2.期待した未来
2年前の4月。これから続く社会人としての長い人生に、純粋にわくわくしていた。
仕事なんてしたくないと嘆く同級生も多かったが、もともと学生時代から遊ぶよりもアルバイトをしたり、ボランティアに参加したり、同級生より年上の社会人と接する時間が長かった私は、早く仕事がしたくてしょうがなかった。
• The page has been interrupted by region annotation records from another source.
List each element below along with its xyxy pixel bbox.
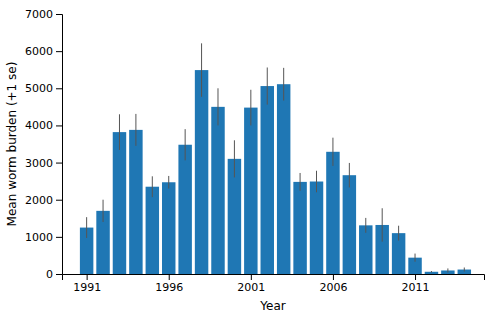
x-tick-label: 2011 — [402, 281, 430, 294]
error-bar — [267, 67, 268, 104]
y-axis: 0 1000 2000 3000 4000 5000 6000 7000 — [25, 8, 63, 281]
x-tick-mark — [87, 274, 88, 280]
bar — [343, 175, 356, 274]
error-bar — [168, 176, 169, 189]
error-bar — [234, 140, 235, 177]
x-tick: 2006 — [319, 274, 347, 294]
x-tick-mark — [415, 274, 416, 280]
error-bar — [316, 171, 317, 193]
bar — [425, 272, 438, 274]
error-bar — [349, 163, 350, 188]
y-tick: 3000 — [25, 157, 62, 170]
error-bar — [185, 129, 186, 160]
x-tick-label: 1996 — [155, 281, 183, 294]
bar — [293, 182, 306, 274]
y-tick-mark — [56, 237, 62, 238]
x-axis: 1991 1996 2001 2006 2011 — [63, 274, 485, 294]
x-tick: 2001 — [237, 274, 265, 294]
y-tick-mark — [56, 163, 62, 164]
error-bar — [447, 268, 448, 272]
chart: 1991 1996 2001 2006 2011 0 1000 2000 3000 4000 500… — [0, 0, 500, 320]
bar — [195, 70, 208, 274]
error-bar — [152, 176, 153, 197]
y-tick: 6000 — [25, 45, 62, 58]
y-tick-label: 0 — [46, 268, 53, 281]
error-bar — [398, 226, 399, 241]
y-tick-label: 5000 — [25, 82, 53, 95]
y-tick-mark — [56, 51, 62, 52]
y-axis-title: Mean worm burden (+1 se) — [5, 62, 19, 227]
y-tick: 7000 — [25, 8, 62, 21]
error-bar — [431, 271, 432, 272]
bar — [211, 107, 224, 274]
bar — [326, 152, 339, 274]
y-tick: 5000 — [25, 82, 62, 95]
y-tick-mark — [56, 14, 62, 15]
x-tick-mark — [251, 274, 252, 280]
bar — [310, 182, 323, 274]
y-tick-mark — [56, 125, 62, 126]
y-tick-label: 3000 — [25, 157, 53, 170]
bar — [178, 145, 191, 274]
y-tick-mark — [56, 274, 62, 275]
bar — [244, 108, 257, 274]
x-axis-line — [63, 275, 485, 281]
y-tick-label: 6000 — [25, 45, 53, 58]
error-bar — [300, 173, 301, 191]
bar — [113, 132, 126, 274]
y-tick-label: 1000 — [25, 231, 53, 244]
error-bar — [86, 217, 87, 238]
error-bar — [119, 114, 120, 150]
bar — [146, 187, 159, 274]
y-tick: 1000 — [25, 231, 62, 244]
bar — [277, 84, 290, 274]
error-bar — [103, 200, 104, 222]
marks — [80, 43, 471, 274]
y-tick-mark — [56, 88, 62, 89]
error-bar — [201, 43, 202, 96]
error-bar — [135, 114, 136, 146]
error-bar — [382, 208, 383, 241]
x-tick-label: 2006 — [319, 281, 347, 294]
bar — [162, 182, 175, 274]
x-tick-mark — [169, 274, 170, 280]
x-tick-mark — [333, 274, 334, 280]
x-tick-label: 1991 — [73, 281, 101, 294]
bar — [261, 86, 274, 274]
error-bar — [283, 68, 284, 101]
bar — [129, 130, 142, 274]
y-axis-line — [56, 15, 63, 275]
y-tick-label: 2000 — [25, 194, 53, 207]
error-bar — [415, 254, 416, 262]
x-tick-label: 2001 — [237, 281, 265, 294]
error-bar — [365, 218, 366, 233]
plot-area: 1991 1996 2001 2006 2011 0 1000 2000 3000 4000 500… — [25, 8, 485, 294]
y-tick: 2000 — [25, 194, 62, 207]
y-tick: 4000 — [25, 119, 62, 132]
y-tick-label: 7000 — [25, 8, 53, 21]
x-axis-title: Year — [259, 299, 285, 313]
error-bar — [464, 268, 465, 272]
y-tick: 0 — [46, 268, 62, 281]
y-tick-mark — [56, 200, 62, 201]
x-tick: 1991 — [73, 274, 101, 294]
x-tick: 1996 — [155, 274, 183, 294]
error-bar — [250, 90, 251, 126]
error-bar — [217, 88, 218, 125]
error-bar — [332, 138, 333, 166]
x-tick: 2011 — [402, 274, 430, 294]
y-tick-label: 4000 — [25, 119, 53, 132]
就職活動も納得するまでして、やってみたかった広告代理店の営業職を勝ち取った。
売るものが決まっていない分、クライアントのためになるものを一緒に作り上げていく。自分の腕次第で幅の広がる仕事。
大手ではないが中小がゆえ、一人の債権も大きくやりがいを感じる仕事。
一人暮らしも始めて、完全に自立。
家族と仲はよかったが、社会人たるもの、親の世話になるのは如何なものか。と、生意気で、少し背伸びをしたがる思考は、今思えば物心ついた頃からそうだったのかもしれない。
とにかく、プライベートもしっかりしてこそ真の社会人だと思っていた私は、最低限の家事はもちろん、お昼はお洒落な手作りお弁当を持参、夜はジムにでも行ってスタイルを維持。ジムかどこかで素敵な人に出会って、28には結婚。
そんな人生設計を夢に新生活に突入していた。
……こんなに自分の将来に純粋に期待していたのはいつ頃までだっただろうか。
平凡ではあるが、希望とか夢、期待みたいなものを、小さいながら、確かに光るそれが常にどこかにあるのを感じていたはずだった。
いつ、その光が消えたのか。
確かに覚えているのは、2年目の6月頃から、朝の「もしも」と頭痛と吐き気のルーティンが始まったってことだけだ。